The scientist discovered that members of a school will adopt specific roles in their cooperative hunts; A single goatfish will assume the role as the “chaser” while the other members of the school assume the roles of “blockers,” helping direct prey and block escape routes to ensure the success of the “chaser.” Unlike some group-hunting animals where individuals assumes the same role each hunt, goatfish take turns assuming the “chaser” role so everyone has a chance to catch a meal.

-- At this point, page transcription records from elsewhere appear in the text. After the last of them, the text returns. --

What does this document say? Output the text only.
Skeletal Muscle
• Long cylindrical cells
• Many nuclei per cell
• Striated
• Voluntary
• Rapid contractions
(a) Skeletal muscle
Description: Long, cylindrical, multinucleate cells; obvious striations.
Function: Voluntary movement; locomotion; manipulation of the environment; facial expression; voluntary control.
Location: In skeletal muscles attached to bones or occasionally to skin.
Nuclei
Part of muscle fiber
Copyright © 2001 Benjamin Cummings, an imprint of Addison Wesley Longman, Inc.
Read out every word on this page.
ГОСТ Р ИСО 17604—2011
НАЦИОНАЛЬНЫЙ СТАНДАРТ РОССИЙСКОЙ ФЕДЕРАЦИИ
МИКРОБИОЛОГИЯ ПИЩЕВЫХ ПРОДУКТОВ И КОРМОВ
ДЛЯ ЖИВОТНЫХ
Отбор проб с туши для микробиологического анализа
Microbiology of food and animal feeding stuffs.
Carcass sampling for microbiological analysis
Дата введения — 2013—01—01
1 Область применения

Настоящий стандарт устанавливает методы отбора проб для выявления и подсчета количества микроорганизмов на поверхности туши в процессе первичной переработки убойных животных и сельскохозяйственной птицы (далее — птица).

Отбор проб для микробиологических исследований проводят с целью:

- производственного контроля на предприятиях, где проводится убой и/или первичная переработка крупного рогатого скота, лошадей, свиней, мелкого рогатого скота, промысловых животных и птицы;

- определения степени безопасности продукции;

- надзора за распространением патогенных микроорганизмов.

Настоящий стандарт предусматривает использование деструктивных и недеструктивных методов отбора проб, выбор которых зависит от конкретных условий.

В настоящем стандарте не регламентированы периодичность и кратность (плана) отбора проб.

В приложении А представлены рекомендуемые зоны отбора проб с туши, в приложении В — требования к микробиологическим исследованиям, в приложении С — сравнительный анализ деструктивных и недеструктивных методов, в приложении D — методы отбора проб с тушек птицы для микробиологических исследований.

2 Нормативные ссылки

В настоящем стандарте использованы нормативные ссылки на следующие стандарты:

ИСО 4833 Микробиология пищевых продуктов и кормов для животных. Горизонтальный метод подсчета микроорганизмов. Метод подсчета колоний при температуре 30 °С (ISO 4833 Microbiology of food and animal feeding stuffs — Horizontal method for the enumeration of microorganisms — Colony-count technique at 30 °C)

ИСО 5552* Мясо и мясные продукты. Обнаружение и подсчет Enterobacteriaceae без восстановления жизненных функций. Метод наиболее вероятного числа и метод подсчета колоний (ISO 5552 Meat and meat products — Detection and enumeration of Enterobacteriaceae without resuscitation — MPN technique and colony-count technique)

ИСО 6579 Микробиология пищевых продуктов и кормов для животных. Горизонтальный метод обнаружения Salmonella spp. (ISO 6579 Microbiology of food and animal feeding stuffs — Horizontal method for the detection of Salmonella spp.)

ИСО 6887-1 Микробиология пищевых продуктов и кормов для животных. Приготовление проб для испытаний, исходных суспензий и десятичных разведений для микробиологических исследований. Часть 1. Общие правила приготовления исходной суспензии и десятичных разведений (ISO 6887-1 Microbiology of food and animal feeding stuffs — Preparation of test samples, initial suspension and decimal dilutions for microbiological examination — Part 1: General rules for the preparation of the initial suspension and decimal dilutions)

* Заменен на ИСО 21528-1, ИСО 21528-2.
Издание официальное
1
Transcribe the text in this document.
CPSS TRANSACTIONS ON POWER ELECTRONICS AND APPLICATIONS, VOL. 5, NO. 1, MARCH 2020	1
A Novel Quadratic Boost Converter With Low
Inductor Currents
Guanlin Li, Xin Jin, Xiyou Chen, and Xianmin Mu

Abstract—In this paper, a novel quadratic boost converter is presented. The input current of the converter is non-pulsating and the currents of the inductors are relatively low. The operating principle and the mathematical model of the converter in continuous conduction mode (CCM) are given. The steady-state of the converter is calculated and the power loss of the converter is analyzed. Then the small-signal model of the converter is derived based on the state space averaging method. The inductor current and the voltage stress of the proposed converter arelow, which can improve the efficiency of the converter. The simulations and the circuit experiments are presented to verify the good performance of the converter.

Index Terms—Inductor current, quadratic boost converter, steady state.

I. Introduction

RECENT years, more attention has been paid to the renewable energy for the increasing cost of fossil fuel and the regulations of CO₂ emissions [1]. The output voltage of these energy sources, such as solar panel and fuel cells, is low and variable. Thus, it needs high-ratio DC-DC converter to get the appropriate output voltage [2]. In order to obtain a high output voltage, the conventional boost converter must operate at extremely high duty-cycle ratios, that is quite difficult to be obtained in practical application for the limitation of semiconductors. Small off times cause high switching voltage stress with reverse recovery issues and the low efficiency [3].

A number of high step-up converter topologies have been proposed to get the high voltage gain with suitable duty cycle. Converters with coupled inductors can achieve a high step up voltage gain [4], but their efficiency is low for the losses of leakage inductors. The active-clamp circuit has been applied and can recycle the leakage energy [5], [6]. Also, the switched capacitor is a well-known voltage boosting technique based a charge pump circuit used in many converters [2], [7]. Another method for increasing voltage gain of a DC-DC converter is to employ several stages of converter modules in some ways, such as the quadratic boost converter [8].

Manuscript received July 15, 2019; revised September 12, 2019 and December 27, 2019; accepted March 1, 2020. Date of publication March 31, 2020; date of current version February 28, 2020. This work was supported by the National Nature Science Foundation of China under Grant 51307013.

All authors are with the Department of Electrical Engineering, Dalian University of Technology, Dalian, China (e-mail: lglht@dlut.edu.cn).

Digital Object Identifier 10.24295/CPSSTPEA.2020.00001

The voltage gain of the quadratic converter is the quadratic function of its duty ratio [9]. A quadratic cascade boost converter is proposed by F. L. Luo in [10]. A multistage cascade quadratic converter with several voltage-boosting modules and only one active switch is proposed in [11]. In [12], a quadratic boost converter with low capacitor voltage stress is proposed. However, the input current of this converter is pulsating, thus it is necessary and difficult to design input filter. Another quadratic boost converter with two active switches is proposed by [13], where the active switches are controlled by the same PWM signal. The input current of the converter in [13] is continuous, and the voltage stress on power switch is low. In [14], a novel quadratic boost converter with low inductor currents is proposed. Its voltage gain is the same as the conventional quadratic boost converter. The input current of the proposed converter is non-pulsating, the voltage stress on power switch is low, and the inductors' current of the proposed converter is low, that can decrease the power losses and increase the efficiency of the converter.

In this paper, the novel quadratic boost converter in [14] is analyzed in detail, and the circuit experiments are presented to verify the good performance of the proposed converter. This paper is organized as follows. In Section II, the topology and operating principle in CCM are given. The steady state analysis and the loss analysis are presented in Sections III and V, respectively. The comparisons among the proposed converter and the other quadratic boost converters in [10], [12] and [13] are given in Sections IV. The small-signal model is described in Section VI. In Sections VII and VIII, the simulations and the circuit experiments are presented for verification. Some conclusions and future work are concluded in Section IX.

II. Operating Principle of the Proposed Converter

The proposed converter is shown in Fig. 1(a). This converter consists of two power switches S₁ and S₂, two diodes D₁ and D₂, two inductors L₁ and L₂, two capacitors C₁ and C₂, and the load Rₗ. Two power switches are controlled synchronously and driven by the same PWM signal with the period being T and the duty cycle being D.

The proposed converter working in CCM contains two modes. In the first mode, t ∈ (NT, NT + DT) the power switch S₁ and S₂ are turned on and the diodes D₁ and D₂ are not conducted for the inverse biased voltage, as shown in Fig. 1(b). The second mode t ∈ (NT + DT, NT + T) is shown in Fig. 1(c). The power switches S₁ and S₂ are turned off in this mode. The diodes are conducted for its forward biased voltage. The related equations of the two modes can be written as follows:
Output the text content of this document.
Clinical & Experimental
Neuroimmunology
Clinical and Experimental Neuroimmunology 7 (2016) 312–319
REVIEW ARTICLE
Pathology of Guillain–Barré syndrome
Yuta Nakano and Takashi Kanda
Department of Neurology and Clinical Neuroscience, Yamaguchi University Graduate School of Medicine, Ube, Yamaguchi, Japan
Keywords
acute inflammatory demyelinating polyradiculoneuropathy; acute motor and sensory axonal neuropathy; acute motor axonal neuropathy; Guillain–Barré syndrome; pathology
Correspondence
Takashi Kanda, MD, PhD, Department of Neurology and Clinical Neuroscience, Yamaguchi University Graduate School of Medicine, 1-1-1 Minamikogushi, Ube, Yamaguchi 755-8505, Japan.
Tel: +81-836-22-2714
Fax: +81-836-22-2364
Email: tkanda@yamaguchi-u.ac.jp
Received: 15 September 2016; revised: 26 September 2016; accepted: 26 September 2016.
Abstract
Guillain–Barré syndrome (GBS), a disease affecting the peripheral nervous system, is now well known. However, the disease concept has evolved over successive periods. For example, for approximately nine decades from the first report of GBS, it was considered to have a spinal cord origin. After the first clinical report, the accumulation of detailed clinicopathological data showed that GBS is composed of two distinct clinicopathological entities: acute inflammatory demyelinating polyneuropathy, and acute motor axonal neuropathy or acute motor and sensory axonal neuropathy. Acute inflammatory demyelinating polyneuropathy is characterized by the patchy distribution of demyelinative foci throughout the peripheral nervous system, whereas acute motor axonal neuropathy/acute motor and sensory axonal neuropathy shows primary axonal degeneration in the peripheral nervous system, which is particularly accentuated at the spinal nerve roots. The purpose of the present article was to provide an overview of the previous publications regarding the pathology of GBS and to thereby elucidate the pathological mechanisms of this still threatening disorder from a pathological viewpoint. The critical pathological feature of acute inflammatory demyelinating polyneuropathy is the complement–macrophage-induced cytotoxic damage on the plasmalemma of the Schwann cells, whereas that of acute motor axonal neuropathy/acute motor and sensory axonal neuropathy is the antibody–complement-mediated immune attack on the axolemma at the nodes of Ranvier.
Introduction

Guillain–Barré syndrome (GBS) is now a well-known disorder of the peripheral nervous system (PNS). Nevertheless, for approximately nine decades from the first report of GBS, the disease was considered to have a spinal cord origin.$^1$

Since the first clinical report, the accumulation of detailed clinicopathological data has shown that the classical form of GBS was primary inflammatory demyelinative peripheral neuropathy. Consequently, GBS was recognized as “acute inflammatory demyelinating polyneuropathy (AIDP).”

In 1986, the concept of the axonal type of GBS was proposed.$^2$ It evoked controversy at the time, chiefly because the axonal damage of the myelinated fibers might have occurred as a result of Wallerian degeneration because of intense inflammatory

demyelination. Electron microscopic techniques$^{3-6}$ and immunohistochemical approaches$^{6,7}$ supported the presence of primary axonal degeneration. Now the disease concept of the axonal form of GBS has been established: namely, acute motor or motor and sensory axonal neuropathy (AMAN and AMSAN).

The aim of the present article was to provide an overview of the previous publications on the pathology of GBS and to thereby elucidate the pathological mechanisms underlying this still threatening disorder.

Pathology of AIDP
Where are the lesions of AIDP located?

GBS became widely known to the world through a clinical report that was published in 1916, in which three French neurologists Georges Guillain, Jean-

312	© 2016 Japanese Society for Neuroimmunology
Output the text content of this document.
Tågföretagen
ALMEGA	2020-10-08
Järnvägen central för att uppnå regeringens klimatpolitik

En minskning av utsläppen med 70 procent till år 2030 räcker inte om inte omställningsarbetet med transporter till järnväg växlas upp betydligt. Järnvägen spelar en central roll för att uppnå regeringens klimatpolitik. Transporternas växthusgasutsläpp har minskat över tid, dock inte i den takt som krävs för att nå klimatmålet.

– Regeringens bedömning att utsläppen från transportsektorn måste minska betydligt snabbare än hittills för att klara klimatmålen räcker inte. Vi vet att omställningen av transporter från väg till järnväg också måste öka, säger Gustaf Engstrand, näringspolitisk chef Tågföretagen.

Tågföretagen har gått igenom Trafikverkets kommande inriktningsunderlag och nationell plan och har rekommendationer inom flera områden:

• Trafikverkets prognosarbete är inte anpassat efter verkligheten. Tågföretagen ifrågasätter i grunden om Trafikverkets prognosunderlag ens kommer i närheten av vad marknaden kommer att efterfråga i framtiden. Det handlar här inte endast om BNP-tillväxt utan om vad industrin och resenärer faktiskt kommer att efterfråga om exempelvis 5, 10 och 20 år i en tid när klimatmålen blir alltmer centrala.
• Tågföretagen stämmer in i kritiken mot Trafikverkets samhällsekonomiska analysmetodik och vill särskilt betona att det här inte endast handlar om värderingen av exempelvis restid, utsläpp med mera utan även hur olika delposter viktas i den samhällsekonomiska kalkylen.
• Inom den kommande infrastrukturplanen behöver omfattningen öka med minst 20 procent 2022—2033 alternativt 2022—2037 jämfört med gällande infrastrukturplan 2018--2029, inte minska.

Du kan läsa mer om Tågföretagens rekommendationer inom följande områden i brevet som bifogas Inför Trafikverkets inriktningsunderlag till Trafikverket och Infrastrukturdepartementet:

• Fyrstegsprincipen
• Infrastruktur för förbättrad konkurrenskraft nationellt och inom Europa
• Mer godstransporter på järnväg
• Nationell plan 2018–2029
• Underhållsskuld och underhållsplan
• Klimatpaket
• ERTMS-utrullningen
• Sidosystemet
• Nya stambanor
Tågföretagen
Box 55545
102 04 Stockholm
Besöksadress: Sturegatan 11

For anyone who’s watched nature programs, this behavior should conjure up images of lions hunting wildebeests, zebras, and gazelles on the African savannah. Wolves, Orcas, Dolphins, Chimps, some birds, and of course humans are all known to hunt cooperatively. Until recently, science thought such advanced coordinated behaviors were reserved for higher-ordered animals such as mammals and birds. More and more, science is showing us reef fish are no dummies either. From tool usage to “pack” hunting, I wonder what we will discover next.